The study, published in the Annals of Internal Medicine, challenged the 281 participants from Penn, all employees ages 18 years or older, to achieve at least 7,000 steps per day—a level of physical activity recommended to reach health benefits. The accelerometers in their smartphones, which they each carried every day, recorded their progress.
Participants had a Body Mass Index of at least 27, deeming them overweight.
“That gave us an indication that these particular people might be at higher risk,” explains Patel. “They might be more sedentary and might get more benefit from being physically active.”
The researchers tested the effectiveness of three different financial incentive designs on the participants for 13 weeks. The gain-incentive group received a fixed amount of money—$1.40—each day the step goal was achieved, which totaled $42 per month. The loss-incentive group had $1.40 taken away from a monthly incentive ($42 allocated up front) each time the daily goal was not met. There also was a daily lottery incentive that equaled about $42 per month.
Results showed that paying people $1.40 per day for being active produced basically the same outcome as the control group of people, who didn’t get paid at all. Both groups achieved the step goal 30 to 35 percent of the time. (The lottery produced a similar result to the control group, too.)
But when people received $42 up front and got it taken away if they didn’t meet their step goal, they actually achieved it 45 percent of the time.
This type of design is different from what’s been seen before, Patel says, when people have been asked to put their own money down, and have it taken away if they don’t meet their goal.
“What we find is that a lot of people are hesitant to put their own money down to participate because they are loss averse,” he says. “Giving an up-front incentive and taking it away, though, might be a way to engage a broader audience and still leverage loss aversion to motivate behavior change.”

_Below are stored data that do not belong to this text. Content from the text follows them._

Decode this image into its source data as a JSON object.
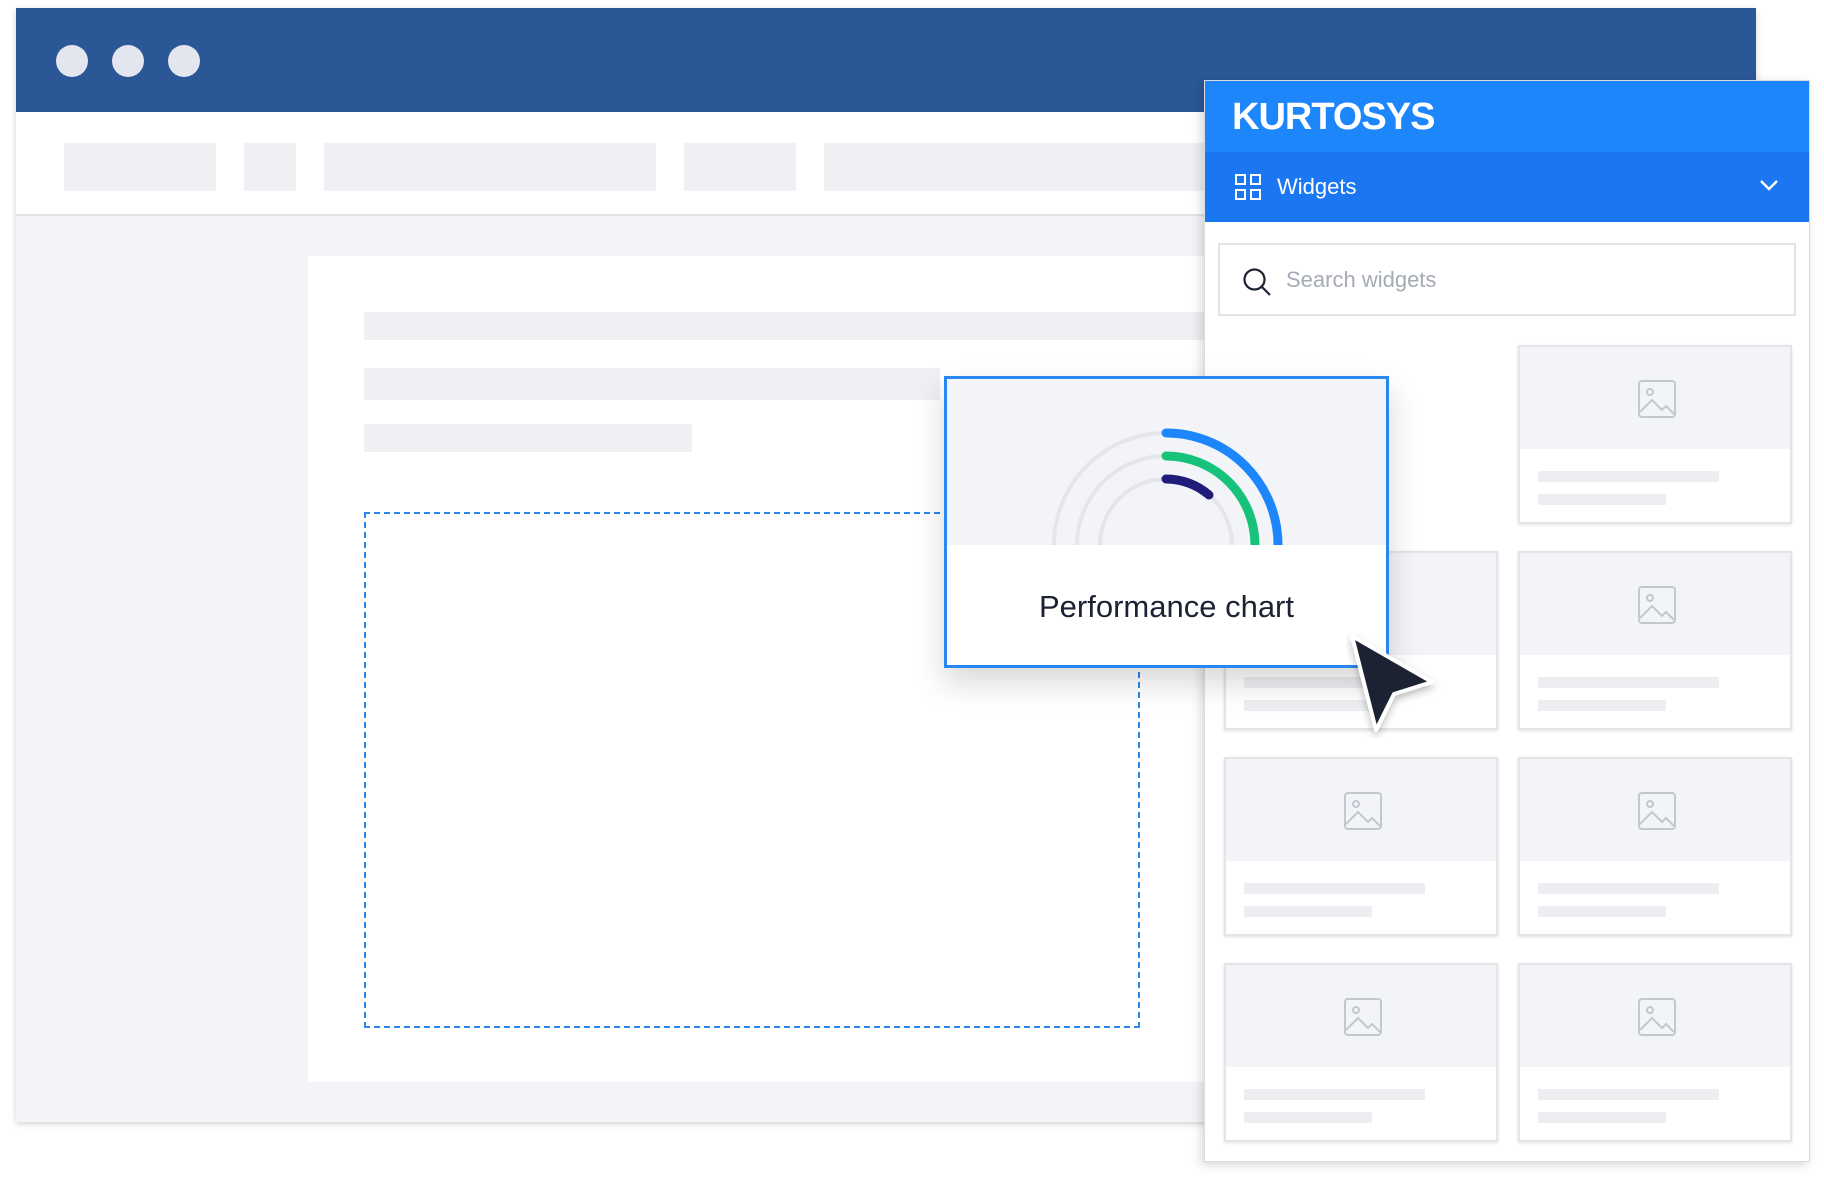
{
  "brand": {
    "logo_text": "KURTOSYS",
    "primary_color": "#1e86fb",
    "titlebar_color": "#2b5797"
  },
  "window": {
    "controls": [
      "window-dot",
      "window-dot",
      "window-dot"
    ]
  },
  "panel": {
    "section_label": "Widgets",
    "section_icon": "grid-icon",
    "dropdown_icon": "chevron-down-icon",
    "search": {
      "placeholder": "Search widgets",
      "icon": "search-icon"
    },
    "widgets_count": 7,
    "widget_icon": "image-placeholder-icon"
  },
  "dragged_widget": {
    "label": "Performance chart",
    "icon": "radial-chart-icon",
    "ring_colors": [
      "#1e86fb",
      "#17c27b",
      "#1f1c7a"
    ]
  },
  "cursor": {
    "icon": "pointer-cursor-icon"
  }
}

Two earlier papers by Patel, and coauthors David Asch and Kevin Volpp, published in the Journal of the American Medical Association, built the foundation for this particular study on framing financial incentives, Patel says. One talked about wearable devices as facilitators, not drivers, for health behavior change. The other study looked at the accuracy of 10 smartphone applications and wearable devices for tracking physical activity data.
“What was most surprising was that the smartphones, which 70 percent of Americans have and carry with them wherever they go, were just as accurate as wearable devices,” Patel says.
The researchers published another study in January, too, in Health Affairs, which proved how premium-based financial incentives aren’t the best means for promoting workplace weight loss.
“People want to be rewarded today as opposed to in the future,” Patel says. “Premium reductions often don’t work because the payments are hidden in employees’ payrolls. It’s not cash they get in the mail or a gift card.”
Next on their research plate is a series of studies that look at social incentives for weight loss and physical activity.
“We want our work to help employers and insurers design better workplace wellness programs going forward,” Patel says. “This will help give them evidence in how to better engage a lot of people, specifically the more sedentary people. They just have to be smart about it.”